Rom. Offenbar hat die katholische Kirche in Rom während des Zweiten Weltkriegs mehr als 3.000 Jüdinnen und Juden versteckt. Entsprechende Akten aus dem Biblischen Institut des Vatikans sind am Donnerstag erstmals der Öffentlichkeit präsentiert worden. Insgesamt finden sich darauf die Namen von 3.600 Menschen, die damals mit Hilfe von katholischen Frauen- und Männerorden Zuflucht gefunden haben sollen. Aus dem Abgleich mit Dokumenten aus dem Archiv von Roms jüdischer Gemeinde ergebe sich, dass 3.200 davon jüdischen Glaubens waren.

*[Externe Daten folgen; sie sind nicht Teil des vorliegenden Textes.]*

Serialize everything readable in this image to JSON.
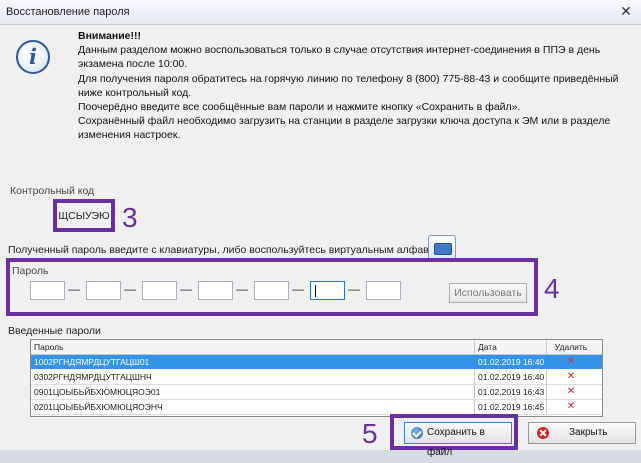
{
  "window": {
    "title": "Восстановление пароля",
    "close_glyph": "✕"
  },
  "message": {
    "warning": "Внимание!!!",
    "lines": [
      "Данным разделом можно воспользоваться только в случае отсутствия интернет-соединения в ППЭ в день экзамена после 10:00.",
      "Для получения пароля обратитесь на горячую линию по телефону 8 (800) 775-88-43 и сообщите приведённый ниже контрольный код.",
      "Поочерёдно введите все сообщённые вам пароли и нажмите кнопку «Сохранить в файл».",
      "Сохранённый файл необходимо загрузить на станции в разделе загрузки ключа доступа к ЭМ или в разделе изменения настроек."
    ]
  },
  "control_code": {
    "label": "Контрольный код",
    "value": "ЩСЫУЭЮ"
  },
  "annotations": {
    "a3": "3",
    "a4": "4",
    "a5": "5"
  },
  "instruction": "Полученный пароль введите с клавиатуры, либо воспользуйтесь виртуальным алфавитом.",
  "password": {
    "label": "Пароль",
    "segments": [
      "",
      "",
      "",
      "",
      "",
      "",
      ""
    ],
    "dash": "—",
    "use_button": "Использовать"
  },
  "entered": {
    "label": "Введенные пароли",
    "columns": [
      "Пароль",
      "Дата",
      "Удалить"
    ],
    "rows": [
      {
        "password": "1002РГНДЯМРДЦУТГАЦШ01",
        "date": "01.02.2019 16:40",
        "delete": "✕"
      },
      {
        "password": "0302РГНДЯМРДЦУТГАЦШНЧ",
        "date": "01.02.2019 16:40",
        "delete": "✕"
      },
      {
        "password": "0901ЦОЫБЬЙБХЮМЮЦЯОЭ01",
        "date": "01.02.2019 16:43",
        "delete": "✕"
      },
      {
        "password": "0201ЦОЫБЬЙБХЮМЮЦЯОЭНЧ",
        "date": "01.02.2019 16:45",
        "delete": "✕"
      }
    ]
  },
  "buttons": {
    "save": "Сохранить в файл",
    "close": "Закрыть"
  },
  "colors": {
    "annotation": "#6a2fa0",
    "selection": "#3393e8",
    "delete": "#d51d1d"
  }
}
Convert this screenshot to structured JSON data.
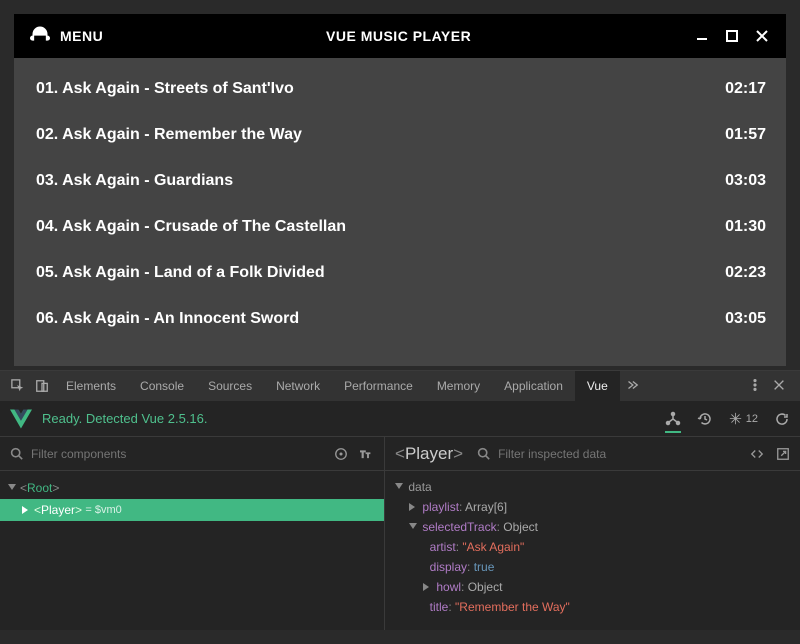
{
  "app": {
    "menu_label": "MENU",
    "title": "VUE MUSIC PLAYER"
  },
  "playlist": [
    {
      "num": "01",
      "artist": "Ask Again",
      "title": "Streets of Sant'Ivo",
      "duration": "02:17"
    },
    {
      "num": "02",
      "artist": "Ask Again",
      "title": "Remember the Way",
      "duration": "01:57"
    },
    {
      "num": "03",
      "artist": "Ask Again",
      "title": "Guardians",
      "duration": "03:03"
    },
    {
      "num": "04",
      "artist": "Ask Again",
      "title": "Crusade of The Castellan",
      "duration": "01:30"
    },
    {
      "num": "05",
      "artist": "Ask Again",
      "title": "Land of a Folk Divided",
      "duration": "02:23"
    },
    {
      "num": "06",
      "artist": "Ask Again",
      "title": "An Innocent Sword",
      "duration": "03:05"
    }
  ],
  "devtools": {
    "tabs": [
      "Elements",
      "Console",
      "Sources",
      "Network",
      "Performance",
      "Memory",
      "Application",
      "Vue"
    ],
    "active_tab": "Vue",
    "status_text": "Ready. Detected Vue 2.5.16.",
    "snowflake_count": "12",
    "left_filter_placeholder": "Filter components",
    "right_filter_placeholder": "Filter inspected data",
    "inspected_component": "Player",
    "tree": {
      "root_label": "Root",
      "child_label": "Player",
      "vm_label": "= $vm0"
    },
    "state": {
      "section": "data",
      "playlist_key": "playlist",
      "playlist_type": "Array[6]",
      "selectedTrack_key": "selectedTrack",
      "selectedTrack_type": "Object",
      "artist_key": "artist",
      "artist_val": "\"Ask Again\"",
      "display_key": "display",
      "display_val": "true",
      "howl_key": "howl",
      "howl_type": "Object",
      "title_key": "title",
      "title_val": "\"Remember the Way\""
    }
  }
}
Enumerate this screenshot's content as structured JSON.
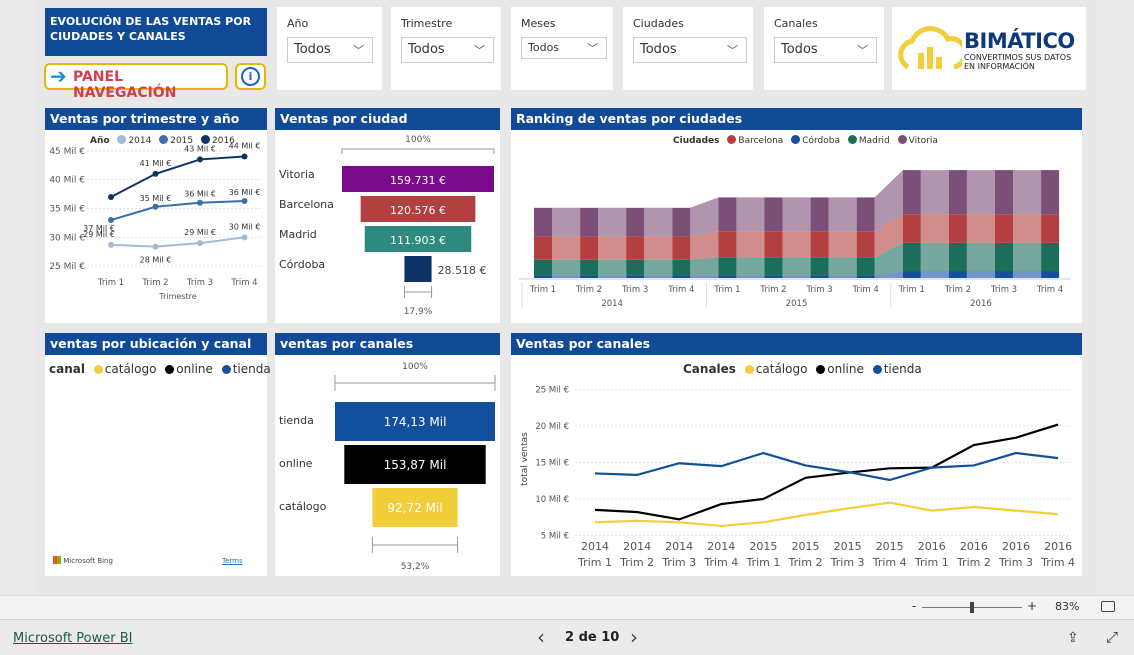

Die Dokumente wurden nach der Befreiung der italienischen Hauptstadt im Juni 1944 von einem Jesuitenpater erstellt. Sie waren Grundlage für eine Studie des italienischen Historikers Renzo De Felice 1961, galten seit Jahrzehnten aber als verschollen. Insgesamt ist darin von 4.300 Versteckten die Rede, von denen mehrere hundert bislang jedoch nicht namentlich identifiziert werden konnten. In Rom lebten zu Beginn des Zweiten Weltkriegs zwischen 10.000 und 15.000 Jüdinnen und Juden. Mehr als 2.000 wurden von Nazitruppen ermordet. (dpa/jW)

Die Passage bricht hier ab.